Following the Republican leader’s second freezing episode, Ms. Haley was asked during an interview on Fox News about the incident.
“It’s sad,” Ms. Haley, former South Carolina governor and ambassador to the United Nations, told Fox News.
“No one should feel good about seeing that any more than we should feel good about seeing Dianne Feinstein, any more than we should feel good about a lot of what’s happening or seeing [President] Joe Biden’s decline,” she added.
Sen. Dianne Feinstein (D-Calif.), who at 90 years old is the oldest member of Congress, has been suffering from health issues and has faced calls to step down before her term ends.
‘You Have to Know When to Leave’
In her interview on Fox News, Ms. Haley appeared to mock the Senate, calling it “the most privileged nursing home in the country.”
She said that Mr. McConnell “has done some great things and he deserves credit.”
“But you have to know when to leave,” she added.
Ms. Haley’s call for Mr. McConnell to resign is one that several Republicans have made since the freezing incident.
Rep. Marjorie Taylor Greene (R-Ga.) took to X, formerly known as Twitter, to say that “severe aging health issues and/or mental health incompetence in our nation’s leaders MUST be addressed.”
“Biden, McConnell, Feinstein, and Fetterman are examples of people who are not fit for office and it’s time to be serious about it,” she added.
Others calling for Mr. McConnell’s resignation include political commentator Bill O’Reilly, who told New Nation that “every American should email Senator McConnell’s office tomorrow, every American and say, ‘Please, please resign for the sake of your health.'”
While Mr.
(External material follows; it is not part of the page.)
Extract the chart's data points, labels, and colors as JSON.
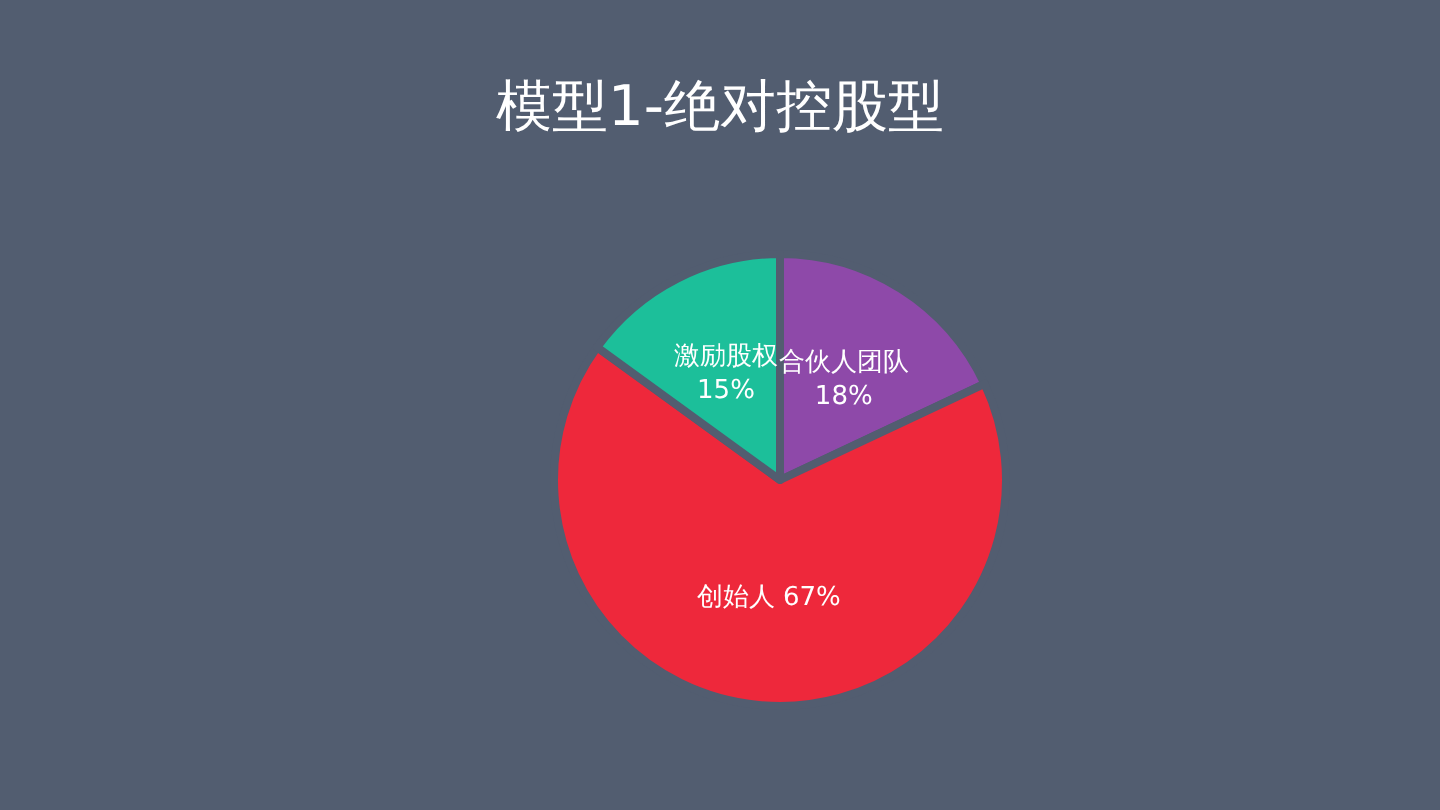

O’Reilly called for term limits on congressional representatives, Ms. Haley said in her interview on Fox News that there should be mental competency tests for members of Congress who are over 75 years old.
“I wouldn’t care if they did them over the age of 50,” she added, arguing that lawmakers make important decisions about the economy and national security and so need to be “at the top of their game.”
For his part, Mr. McConnell has been cleared to continue with his schedule as planned by Congress’s attending physician, Dr. Brian Monahan.
“I have consulted with Leader McConnell and conferred with his neurology team,” Dr. Monahan wrote in a note viewed by The Epoch Times.
“After evaluating yesterday’s incident, I have informed Leader McConnell that he is medically clear to continue with his schedule as planned,” Dr. Monahan added.
‘Being Hard-Headed Has Served Me Very Well’
Following the first freezing incident, an aide for Mr. McConnell said that the top Republican in the Senate has no plans to step down.
“Leader McConnell appreciates the continued support of his colleagues, and plans to serve his full term in the job they overwhelmingly elected him to do,” the spokesperson said in a statement to news outlets.
An aide told reporters that, after Mr. McConnell froze up in Washington at the end of July, he “felt lightheaded” but later “was sharp” when he returned.
Earlier, Mr. McConnell suffered a concussion and broken ribs after taking a fall in March, which resulted in a brief stay in hospital.
“I’m very happy to be back,” Mr. McConnell said on the Senate floor in Washington in April, after returning following the fall. “There’s important business for Congress to tackle.”
“Suffice it to say, this wasn’t the first time that being hard-headed has served me very well,” he also said.
After serving in the Ford administration as a deputy assistant attorney general, Mr. McConnell was elected to the Senate in 1984.
He eventually took the position of top Republican senator in 2006.